It's raining Indian spices

It's raining Indian spices

TRADITIONAL TOUCH

It's raining Indian spices

It’s a spiced monsoon at Le Jardin, The Oberoi, as the restaurant presents a number of flavours from various parts of the country.

 Be it mustard from Bengal or ‘kacham puli’ from Coorg, the robust peppers of Andhra Pradesh or the Punjabi ‘garam masala’, you can be sure to satiate your craving for authentic Indian food at the restaurant.  

Indian food is known for its spice and the sheer variety and texture of spices that are available in India would leave even the Indians amazed. Their use in local cuisines is a marvel to discover and Chef Santhosh Kumar from The Oberoi agrees. “Something as basic as the ‘garam masala’ has so many variations. But not many know that. I even have a special ‘garam masala’ for the ‘biryani’. So our appetiser ‘bhatti da murg’ is an authentic Punjabi dish that’s consists of chicken marinated with Punjabi ‘garam masala’ and hung curd and cooked in the Indian clay oven,” he explains. “Another starter is the ‘prawn ajadina’ which consists of praws cooked in Badige chillies and grated coconut.

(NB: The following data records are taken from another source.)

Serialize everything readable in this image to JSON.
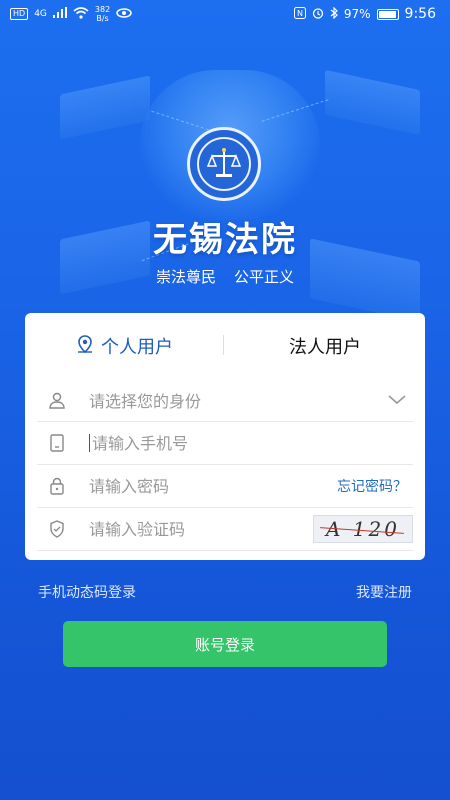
{
  "status_bar": {
    "network": "HD",
    "signal": "4G",
    "speed": "382\nB/s",
    "battery": "97%",
    "time": "9:56"
  },
  "app": {
    "title": "无锡法院",
    "slogan_left": "崇法尊民",
    "slogan_right": "公平正义"
  },
  "tabs": {
    "personal": "个人用户",
    "corporate": "法人用户"
  },
  "form": {
    "identity_placeholder": "请选择您的身份",
    "phone_placeholder": "请输入手机号",
    "password_placeholder": "请输入密码",
    "forgot_label": "忘记密码？",
    "captcha_placeholder": "请输入验证码",
    "captcha_text": "A 120"
  },
  "links": {
    "sms_login": "手机动态码登录",
    "register": "我要注册"
  },
  "login_button": "账号登录",
  "colors": {
    "background": "#1a63e6",
    "accent_blue": "#1e5dbb",
    "login_green": "#35c46a"
  }
}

These chillies are spicier and add more tang to the dish,” he adds.

The other starters one can opt for are ‘Mandi boti kebab’ (boneless lamb marinated in red chilli paste, coriander seeds, Indian spices and cooked) from Himachal Pradesh, ‘beetroot chops’ from West Bengal (deep-fried beetroot mince with Indian spices), ‘tandoori anjeer’ (figs marinated with Indian spices and hung yoghurt cooked) and ‘paneer vepudu’ from Andhra Pradesh, which is deep-fried Indian cottage cheese marinated with Indian spices and curry leaves. 

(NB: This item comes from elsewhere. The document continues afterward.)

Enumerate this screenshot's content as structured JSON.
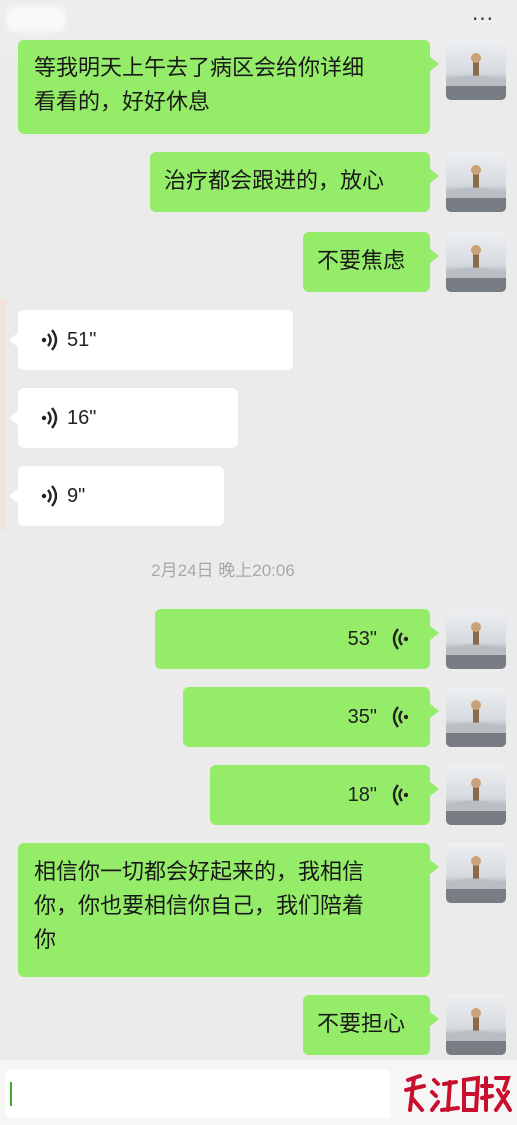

Chef Santhosh has left no stone unturned for the main course as well as he presents ‘murgh rizala’, a Kashmiri preparation of chicken cooked in cashew-based gravy and the traditional Rajasthani ‘laal maas’. While those who love South Indian non vegetarian preparations can opt for the delicious Malabari fish curry and the traditional Coorgi style ‘pandi curry’, the vegetarians can feast ‘bagare baingan’ and ‘dum aloo Kashmiri’. “Our ‘pandi curry’ is made with ‘kacham puli’, which is a ‘kokum’ vinegar that’s available only in Coorg. When you mention pork, most people only think of Goan dishes and most restaurants serve pork vindaloo as well. But in very few places, you get good ‘pandi’ curry. So our idea is to showcase that and see the response of the people,” says Santhosh.  

A unique item for the vegetarians is the ‘gucchi kaju phool makhana’, which consists of Kashmiri morel, lotus seeds and cashewnuts cooked in a cashewnut-based gravy. Those with a sweet tooth can go for ‘elaneer payasam’ (tender coconut water cooked in coconut milk and flavoured with cardamom powder), ‘kulfi’ platter and ‘malai’ sandwich.

This ala carte menu is available everyday for dinner from July 14 to 30 at The Oberoi’s all-day dining restaurant Le Jardin.